A Polícia Federal
cumpre, nesta quinta-feira (3), 53 mandados judiciais contra suspeitos de
desviar mais de R$ 40 milhões do Departamento Nacional de Infraestrutura de
Transportes (Dnit), entre julho de 2012 e outubro de 2019. Entre os alvos da
investigação está o atual secretário de Transportes do Distrito Federal, Valter
Casimiro. Servidor de carreira do Dnit, Casimiro foi diretor de Infraestrutura
Aquaviária da autarquia de 2014 a 2015, quando assumiu a diretoria-geral do
departamento. Posteriormente, foi ministro dos Transportes, Portos e Aviação
Civil do governo Michel Temer.
Nove mandados de
prisão temporária e 44 de busca e apreensão estão sendo executados em endereços
associados aos investigados no Distrito Federal, Goiás, Paraná e em São Paulo.

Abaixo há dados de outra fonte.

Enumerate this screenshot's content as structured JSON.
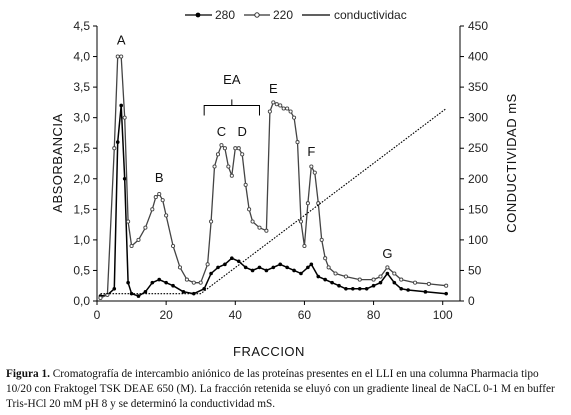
{
  "chart_data": {
    "type": "line",
    "legend": [
      "280",
      "220",
      "conductividac"
    ],
    "legend_position": "top",
    "xlabel": "FRACCION",
    "ylabel_left": "ABSORBANCIA",
    "ylabel_right": "CONDUCTIVIDAD mS",
    "xlim": [
      0,
      105
    ],
    "ylim_left": [
      0,
      4.5
    ],
    "ylim_right": [
      0,
      450
    ],
    "x_ticks": [
      "0",
      "20",
      "40",
      "60",
      "80",
      "100"
    ],
    "y_left_ticks": [
      "0,0",
      "0,5",
      "1,0",
      "1,5",
      "2,0",
      "2,5",
      "3,0",
      "3,5",
      "4,0",
      "4,5"
    ],
    "y_right_ticks": [
      "0",
      "50",
      "100",
      "150",
      "200",
      "250",
      "300",
      "350",
      "400",
      "450"
    ],
    "peak_labels": [
      {
        "text": "A",
        "x": 7,
        "y": 4.2
      },
      {
        "text": "B",
        "x": 18,
        "y": 1.95
      },
      {
        "text": "EA",
        "x": 39,
        "y": 3.55
      },
      {
        "text": "C",
        "x": 36,
        "y": 2.7
      },
      {
        "text": "D",
        "x": 42,
        "y": 2.7
      },
      {
        "text": "E",
        "x": 51,
        "y": 3.4
      },
      {
        "text": "F",
        "x": 62,
        "y": 2.37
      },
      {
        "text": "G",
        "x": 84,
        "y": 0.7
      }
    ],
    "bracket": {
      "x_from": 31,
      "x_to": 47,
      "y": 3.2
    },
    "series": [
      {
        "name": "280",
        "axis": "left",
        "x": [
          1,
          3,
          5,
          6,
          7,
          8,
          9,
          10,
          12,
          14,
          16,
          18,
          20,
          22,
          25,
          28,
          31,
          33,
          35,
          37,
          39,
          41,
          43,
          45,
          47,
          49,
          51,
          53,
          55,
          57,
          59,
          61,
          62,
          64,
          66,
          68,
          70,
          72,
          74,
          76,
          78,
          80,
          82,
          84,
          86,
          88,
          90,
          95,
          101
        ],
        "values": [
          0.08,
          0.1,
          0.2,
          2.6,
          3.2,
          2.0,
          0.3,
          0.12,
          0.08,
          0.15,
          0.3,
          0.35,
          0.3,
          0.25,
          0.15,
          0.12,
          0.2,
          0.45,
          0.55,
          0.6,
          0.7,
          0.65,
          0.55,
          0.5,
          0.55,
          0.5,
          0.55,
          0.6,
          0.55,
          0.5,
          0.45,
          0.55,
          0.6,
          0.4,
          0.35,
          0.3,
          0.25,
          0.2,
          0.2,
          0.2,
          0.2,
          0.25,
          0.3,
          0.45,
          0.3,
          0.2,
          0.18,
          0.15,
          0.12
        ]
      },
      {
        "name": "220",
        "axis": "left",
        "x": [
          1,
          3,
          5,
          6,
          7,
          8,
          9,
          10,
          12,
          14,
          16,
          17,
          18,
          19,
          20,
          22,
          24,
          26,
          28,
          30,
          32,
          33,
          34,
          35,
          36,
          37,
          38,
          39,
          40,
          41,
          42,
          43,
          44,
          45,
          47,
          49,
          50,
          51,
          52,
          53,
          54,
          55,
          56,
          57,
          58,
          59,
          60,
          61,
          62,
          63,
          64,
          65,
          66,
          67,
          69,
          72,
          76,
          80,
          82,
          84,
          86,
          88,
          92,
          96,
          101
        ],
        "values": [
          0.05,
          0.1,
          2.5,
          4.0,
          4.0,
          3.0,
          1.3,
          0.9,
          1.0,
          1.2,
          1.5,
          1.7,
          1.75,
          1.65,
          1.4,
          0.9,
          0.55,
          0.35,
          0.3,
          0.3,
          0.6,
          1.3,
          2.2,
          2.4,
          2.55,
          2.5,
          2.2,
          2.05,
          2.5,
          2.5,
          2.4,
          1.9,
          1.5,
          1.3,
          1.2,
          1.15,
          3.1,
          3.25,
          3.22,
          3.2,
          3.15,
          3.15,
          3.1,
          3.0,
          2.6,
          1.3,
          0.9,
          1.6,
          2.2,
          2.1,
          1.6,
          1.0,
          0.7,
          0.55,
          0.45,
          0.4,
          0.35,
          0.35,
          0.4,
          0.55,
          0.45,
          0.35,
          0.3,
          0.28,
          0.25
        ]
      },
      {
        "name": "conductividac",
        "axis": "right",
        "x": [
          1,
          30,
          101
        ],
        "values": [
          12,
          12,
          315
        ]
      }
    ]
  },
  "caption": {
    "label": "Figura 1.",
    "text": " Cromatografía de intercambio aniónico de las proteínas presentes en el LLI en una columna Pharmacia tipo 10/20 con Fraktogel TSK DEAE 650 (M). La fracción retenida se eluyó con un gradiente lineal de NaCL 0-1 M en buffer Tris-HCl 20 mM pH 8 y se determinó la conductividad mS."
  }
}
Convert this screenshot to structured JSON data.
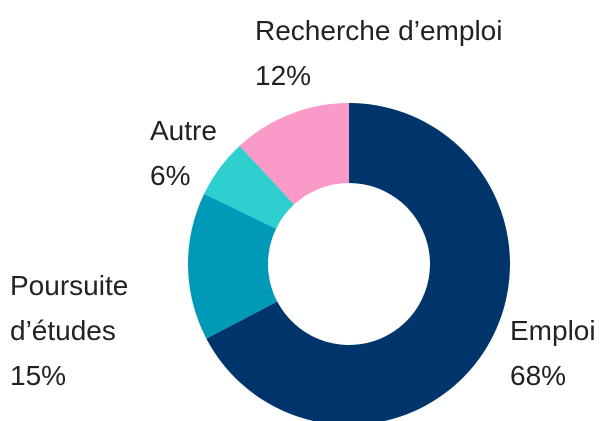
{
  "chart_data": {
    "type": "donut",
    "categories": [
      "Emploi",
      "Poursuite d’études",
      "Autre",
      "Recherche d’emploi"
    ],
    "values": [
      68,
      15,
      6,
      12
    ],
    "value_labels": [
      "68%",
      "15%",
      "6%",
      "12%"
    ],
    "colors": [
      "#00356b",
      "#0099b8",
      "#2ecfcf",
      "#f99ac8"
    ]
  }
}
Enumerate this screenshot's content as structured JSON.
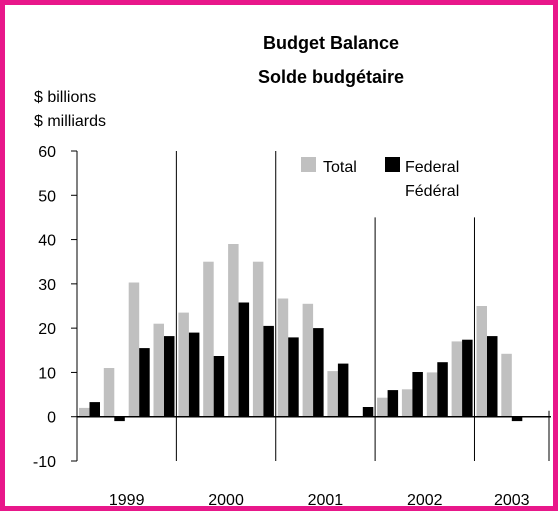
{
  "chart_data": {
    "type": "bar",
    "title": "Budget Balance",
    "subtitle": "Solde budgétaire",
    "ylabel": "$ billions",
    "ylabel_fr": "$ milliards",
    "ylim": [
      -10,
      60
    ],
    "yticks": [
      "60",
      "50",
      "40",
      "30",
      "20",
      "10",
      "0",
      "-10"
    ],
    "ytick_values": [
      60,
      50,
      40,
      30,
      20,
      10,
      0,
      -10
    ],
    "year_labels": [
      "1999",
      "2000",
      "2001",
      "2002",
      "2003"
    ],
    "legend_position": "top-right",
    "series": [
      {
        "name": "Total",
        "color": "#c0c0c0",
        "values": [
          2,
          11,
          30.3,
          21,
          23.5,
          35,
          39,
          35,
          26.7,
          25.5,
          10.3,
          0,
          4.3,
          6.2,
          10,
          17,
          25,
          14.2,
          null
        ]
      },
      {
        "name": "Federal",
        "name_fr": "Fédéral",
        "color": "#000000",
        "values": [
          3.3,
          -1,
          15.5,
          18.2,
          19,
          13.7,
          25.8,
          20.5,
          17.9,
          20,
          12,
          2.2,
          6,
          10.1,
          12.3,
          17.4,
          18.2,
          -1,
          null
        ]
      }
    ]
  }
}
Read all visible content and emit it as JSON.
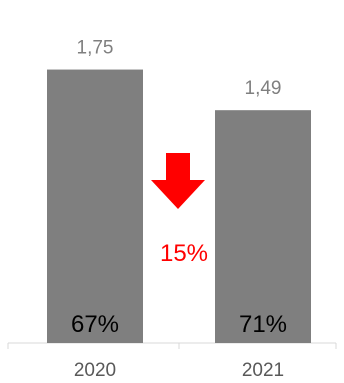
{
  "chart_data": {
    "type": "bar",
    "categories": [
      "2020",
      "2021"
    ],
    "values": [
      1.75,
      1.49
    ],
    "value_labels": [
      "1,75",
      "1,49"
    ],
    "inner_labels": [
      "67%",
      "71%"
    ],
    "change_label": "15%",
    "change_direction": "down",
    "ylim": [
      0,
      1.92
    ],
    "title": "",
    "xlabel": "",
    "ylabel": "",
    "grid": false,
    "legend": "none",
    "colors": {
      "bar": "#7f7f7f",
      "arrow": "#ff0000",
      "change_text": "#ff0000",
      "axis": "#d9d9d9"
    }
  }
}
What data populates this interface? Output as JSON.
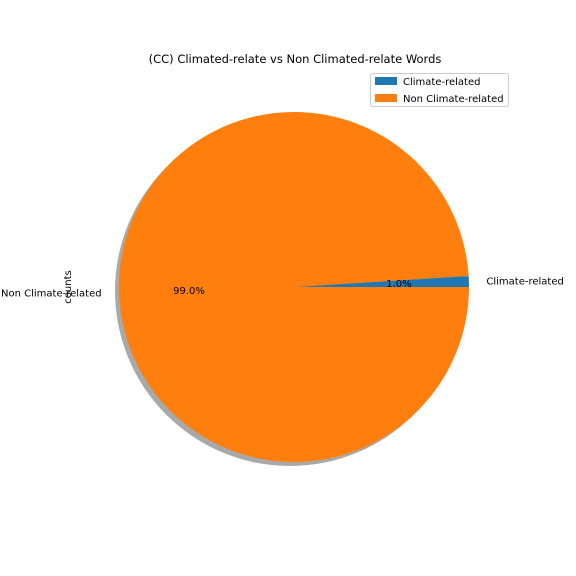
{
  "chart_data": {
    "type": "pie",
    "title": "(CC) Climated-relate vs Non Climated-relate Words",
    "ylabel": "counts",
    "categories": [
      "Climate-related",
      "Non Climate-related"
    ],
    "values": [
      1.0,
      99.0
    ],
    "percent_labels": [
      "1.0%",
      "99.0%"
    ],
    "colors": [
      "#1f77b4",
      "#ff7f0e"
    ],
    "shadow": true,
    "legend": {
      "placement": "top-right",
      "entries": [
        "Climate-related",
        "Non Climate-related"
      ]
    }
  }
}
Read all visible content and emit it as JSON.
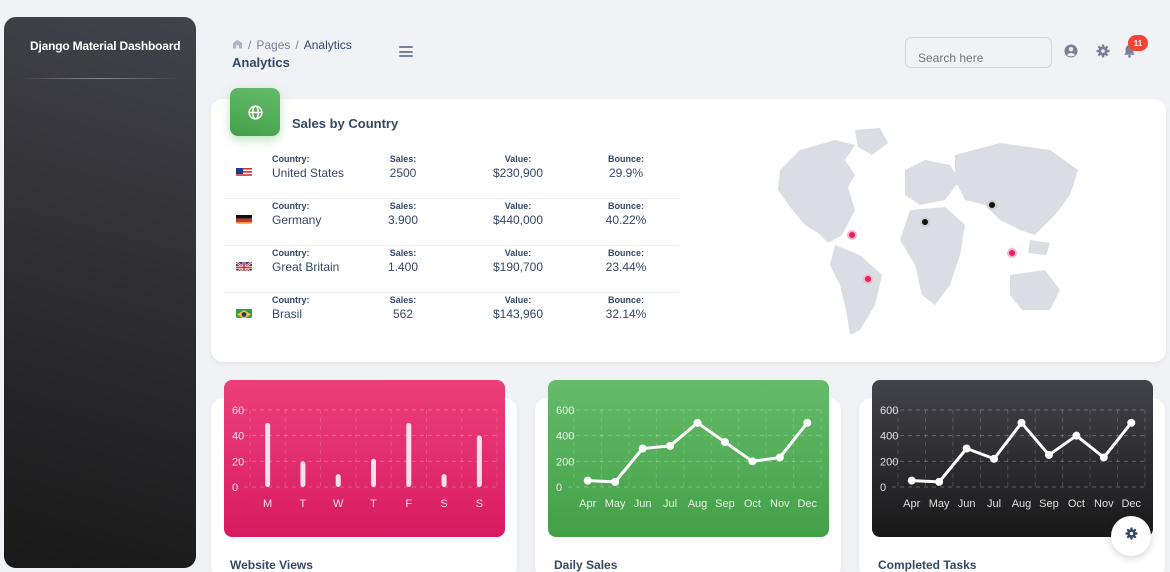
{
  "sidebar": {
    "brand": "Django Material Dashboard"
  },
  "navbar": {
    "breadcrumb": {
      "home_icon": "home-icon",
      "sep1": "/",
      "pages": "Pages",
      "sep2": "/",
      "current": "Analytics"
    },
    "page_title": "Analytics",
    "search_placeholder": "Search here",
    "notification_count": "11",
    "icons": [
      "menu-icon",
      "account-circle-icon",
      "settings-icon",
      "notifications-icon"
    ]
  },
  "sales_by_country": {
    "title": "Sales by Country",
    "icon": "globe-icon",
    "labels": {
      "country": "Country:",
      "sales": "Sales:",
      "value": "Value:",
      "bounce": "Bounce:"
    },
    "rows": [
      {
        "flag": "US",
        "country": "United States",
        "sales": "2500",
        "value": "$230,900",
        "bounce": "29.9%"
      },
      {
        "flag": "DE",
        "country": "Germany",
        "sales": "3.900",
        "value": "$440,000",
        "bounce": "40.22%"
      },
      {
        "flag": "GB",
        "country": "Great Britain",
        "sales": "1.400",
        "value": "$190,700",
        "bounce": "23.44%"
      },
      {
        "flag": "BR",
        "country": "Brasil",
        "sales": "562",
        "value": "$143,960",
        "bounce": "32.14%"
      }
    ]
  },
  "cards": [
    {
      "title": "Website Views",
      "color": "#e91e63"
    },
    {
      "title": "Daily Sales",
      "color": "#4caf50"
    },
    {
      "title": "Completed Tasks",
      "color": "#262626"
    }
  ],
  "chart_data": [
    {
      "type": "bar",
      "categories": [
        "M",
        "T",
        "W",
        "T",
        "F",
        "S",
        "S"
      ],
      "values": [
        50,
        20,
        10,
        22,
        50,
        10,
        40
      ],
      "ylim": [
        0,
        60
      ],
      "yticks": [
        0,
        20,
        40,
        60
      ],
      "grid": true
    },
    {
      "type": "line",
      "categories": [
        "Apr",
        "May",
        "Jun",
        "Jul",
        "Aug",
        "Sep",
        "Oct",
        "Nov",
        "Dec"
      ],
      "values": [
        50,
        40,
        300,
        320,
        500,
        350,
        200,
        230,
        500
      ],
      "ylim": [
        0,
        600
      ],
      "yticks": [
        0,
        200,
        400,
        600
      ],
      "grid": true
    },
    {
      "type": "line",
      "categories": [
        "Apr",
        "May",
        "Jun",
        "Jul",
        "Aug",
        "Sep",
        "Oct",
        "Nov",
        "Dec"
      ],
      "values": [
        50,
        40,
        300,
        220,
        500,
        250,
        400,
        230,
        500
      ],
      "ylim": [
        0,
        600
      ],
      "yticks": [
        0,
        200,
        400,
        600
      ],
      "grid": true
    }
  ]
}
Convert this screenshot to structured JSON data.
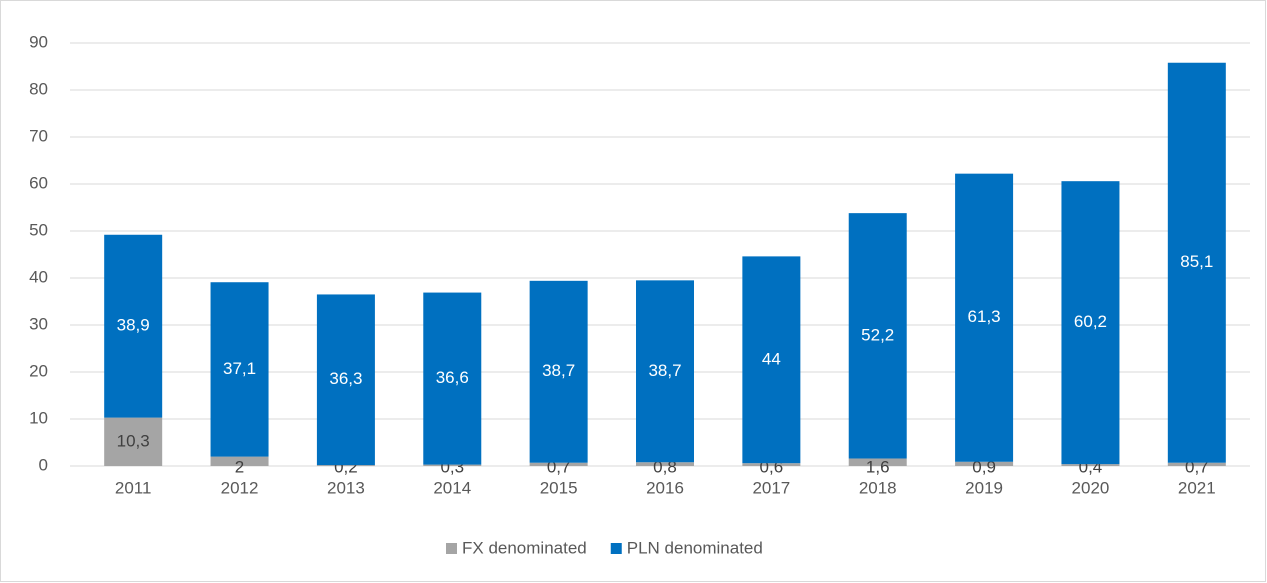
{
  "chart_data": {
    "type": "stacked_bar",
    "categories": [
      "2011",
      "2012",
      "2013",
      "2014",
      "2015",
      "2016",
      "2017",
      "2018",
      "2019",
      "2020",
      "2021"
    ],
    "series": [
      {
        "name": "FX denominated",
        "color": "#a5a5a5",
        "label_color": "#404040",
        "values": [
          10.3,
          2,
          0.2,
          0.3,
          0.7,
          0.8,
          0.6,
          1.6,
          0.9,
          0.4,
          0.7
        ],
        "value_labels": [
          "10,3",
          "2",
          "0,2",
          "0,3",
          "0,7",
          "0,8",
          "0,6",
          "1,6",
          "0,9",
          "0,4",
          "0,7"
        ]
      },
      {
        "name": "PLN denominated",
        "color": "#0070c0",
        "label_color": "#ffffff",
        "values": [
          38.9,
          37.1,
          36.3,
          36.6,
          38.7,
          38.7,
          44,
          52.2,
          61.3,
          60.2,
          85.1
        ],
        "value_labels": [
          "38,9",
          "37,1",
          "36,3",
          "36,6",
          "38,7",
          "38,7",
          "44",
          "52,2",
          "61,3",
          "60,2",
          "85,1"
        ]
      }
    ],
    "ylim": [
      0,
      90
    ],
    "yticks": [
      0,
      10,
      20,
      30,
      40,
      50,
      60,
      70,
      80,
      90
    ],
    "grid": true,
    "legend": "bottom"
  }
}
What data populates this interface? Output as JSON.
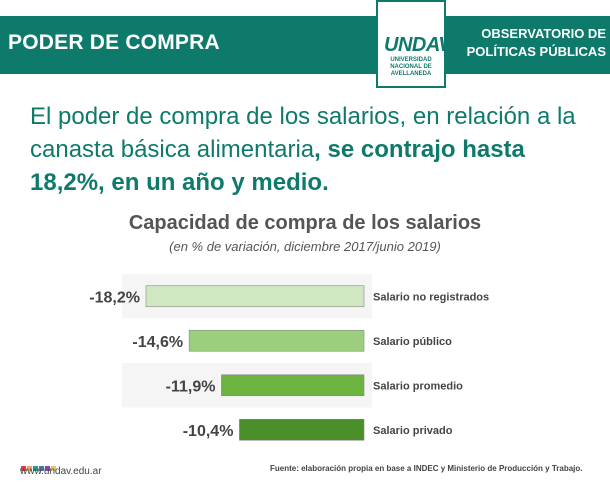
{
  "header": {
    "title": "PODER DE COMPRA",
    "logo_mark": "UNDAV",
    "logo_text": "UNIVERSIDAD NACIONAL DE AVELLANEDA",
    "observatory_line1": "OBSERVATORIO DE",
    "observatory_line2": "POLÍTICAS PÚBLICAS"
  },
  "headline": {
    "normal": "El poder de compra de los salarios, en relación a la canasta básica alimentaria",
    "bold": ", se contrajo hasta 18,2%, en un año y medio."
  },
  "footer": {
    "url": "www.undav.edu.ar",
    "source": "Fuente: elaboración propia en base a INDEC y Ministerio de Producción y Trabajo."
  },
  "colors": {
    "brand": "#0e7a6c",
    "dots": [
      "#e63946",
      "#f4a261",
      "#2a9d8f",
      "#457b9d",
      "#8e44ad",
      "#e9c46a"
    ]
  },
  "chart_data": {
    "type": "bar",
    "orientation": "horizontal",
    "title": "Capacidad de compra de los salarios",
    "subtitle": "(en % de variación, diciembre 2017/junio 2019)",
    "categories": [
      "Salario no registrados",
      "Salario público",
      "Salario promedio",
      "Salario privado"
    ],
    "values": [
      -18.2,
      -14.6,
      -11.9,
      -10.4
    ],
    "value_labels": [
      "-18,2%",
      "-14,6%",
      "-11,9%",
      "-10,4%"
    ],
    "bar_colors": [
      "#cfe8c2",
      "#9ccf7d",
      "#6cb33f",
      "#4a8f2a"
    ],
    "xlim": [
      -18.2,
      0
    ],
    "grid": false,
    "legend": "none"
  }
}
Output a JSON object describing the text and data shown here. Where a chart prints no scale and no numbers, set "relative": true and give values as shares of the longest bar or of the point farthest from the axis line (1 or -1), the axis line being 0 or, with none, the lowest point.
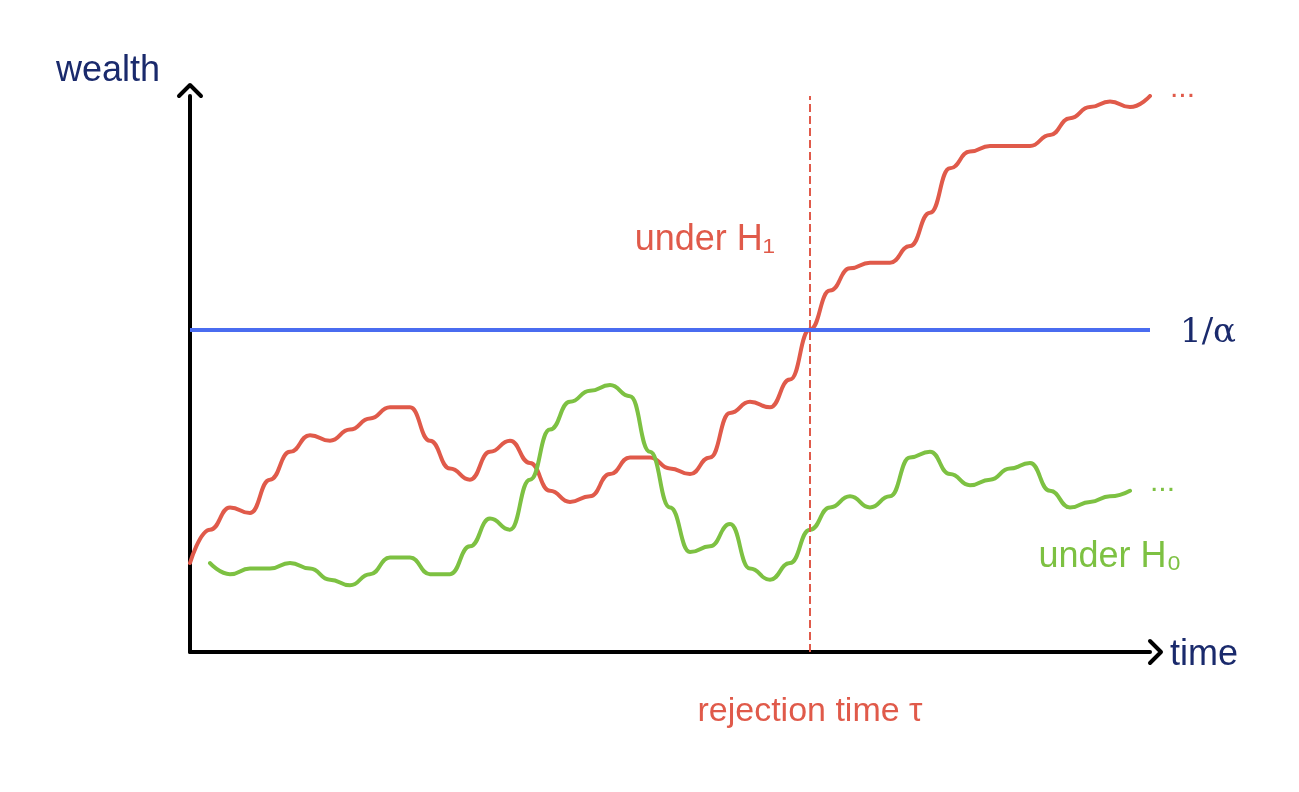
{
  "chart_data": {
    "type": "line",
    "relative": true,
    "xlabel": "time",
    "ylabel": "wealth",
    "categories": [
      null,
      null,
      null,
      null,
      null,
      null,
      null,
      null,
      null,
      null,
      null,
      null,
      null,
      null,
      null,
      null,
      null,
      null,
      null,
      null,
      null,
      null,
      null,
      null,
      null,
      null,
      null,
      null,
      null,
      null,
      null,
      null,
      null,
      null,
      null,
      null,
      null,
      null,
      null,
      null,
      null,
      null,
      null,
      null,
      null,
      null,
      null,
      null,
      null
    ],
    "series": [
      {
        "name": "under H₁",
        "color": "#e05a4a",
        "values": [
          0.16,
          0.22,
          0.26,
          0.25,
          0.31,
          0.36,
          0.39,
          0.38,
          0.4,
          0.42,
          0.44,
          0.44,
          0.38,
          0.33,
          0.31,
          0.36,
          0.38,
          0.34,
          0.29,
          0.27,
          0.28,
          0.32,
          0.35,
          0.35,
          0.33,
          0.32,
          0.35,
          0.43,
          0.45,
          0.44,
          0.49,
          0.58,
          0.65,
          0.69,
          0.7,
          0.7,
          0.73,
          0.79,
          0.87,
          0.9,
          0.91,
          0.91,
          0.91,
          0.93,
          0.96,
          0.98,
          0.99,
          0.98,
          1
        ]
      },
      {
        "name": "under H₀",
        "color": "#7dc142",
        "values": [
          null,
          0.16,
          0.14,
          0.15,
          0.15,
          0.16,
          0.15,
          0.13,
          0.12,
          0.14,
          0.17,
          0.17,
          0.14,
          0.14,
          0.19,
          0.24,
          0.22,
          0.31,
          0.4,
          0.45,
          0.47,
          0.48,
          0.46,
          0.36,
          0.26,
          0.18,
          0.19,
          0.23,
          0.15,
          0.13,
          0.16,
          0.22,
          0.26,
          0.28,
          0.26,
          0.28,
          0.35,
          0.36,
          0.32,
          0.3,
          0.31,
          0.33,
          0.34,
          0.29,
          0.26,
          0.27,
          0.28,
          0.29,
          null
        ]
      }
    ],
    "annotations": [
      "...",
      "..."
    ],
    "ref_lines": [
      {
        "axis": "y",
        "value": 0.58,
        "label": "1/α",
        "color": "#4a6cf0",
        "line_style": "solid"
      },
      {
        "axis": "x",
        "label": "rejection time τ",
        "color": "#e05a4a",
        "line_style": "dashed"
      }
    ],
    "legend": false,
    "grid": false,
    "marker": "none",
    "line_style": "solid"
  }
}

Batizada de Operação Circuito Fechado, a ação é um desdobramento da Operação Gaveteiro,
deflagrada em fevereiro. Na ocasião, a PF revelou que estava apurando a
suspeita de desvio de mais de R$ 50 milhões do Ministério do Trabalho, por meio
da contratação irregular de uma empresa de tecnologia de informação – a mesma
que, agora, é suspeita de envolvimento com supostas irregularidades em três
contratos do Dnit, autarquia vinculada ao Ministério da Infraestrutura.
Em nota divulgada
hoje (3), a PF informou que a análise do material apreendido durante a Operação
Gaveteiro aponta para a existência de uma organização criminosa da qual fariam
parte empregados da principal empresa suspeita e servidores públicos.
Segundo os
investigadores, os servidores cooptados pelo esquema forjavam a necessidade de
órgãos públicos contratarem serviços de tecnologia de informação e, depois,
fraudavam os processos licitatórios de forma a favorecer a empresa alvo das
duas operações da PF, impedindo a contratação de outras concorrentes.
Além de autorizar o
cumprimento dos mandados de prisão e de busca e apreensão, a Justiça Federal
determinou o bloqueio de cerca de R$ 40 milhões das contas dos investigados e o
sequestro de seis imóveis e 11 veículos. Caso as irregularidades se confirmem,
os envolvidos responderão pelos crimes de peculato, organização criminosa, lavagem
de dinheiro, fraude à licitação, falsificação de documento particular,
corrupção ativa e passiva, com penas que, se somadas, podem ultrapassar 40 anos
de prisão.
Dnit
Em nota, o Dnit esclareceu que está contribuindo com a investigação. Segundo a autarquia, órgãos de controle interno realizaram procedimentos de apuração preliminares tão logo o Tribunal de Contas da União (TCU) apontou problemas em contratos de TI, encaminhando suas conclusões aos Ministério da Infraestrutura e demais órgãos.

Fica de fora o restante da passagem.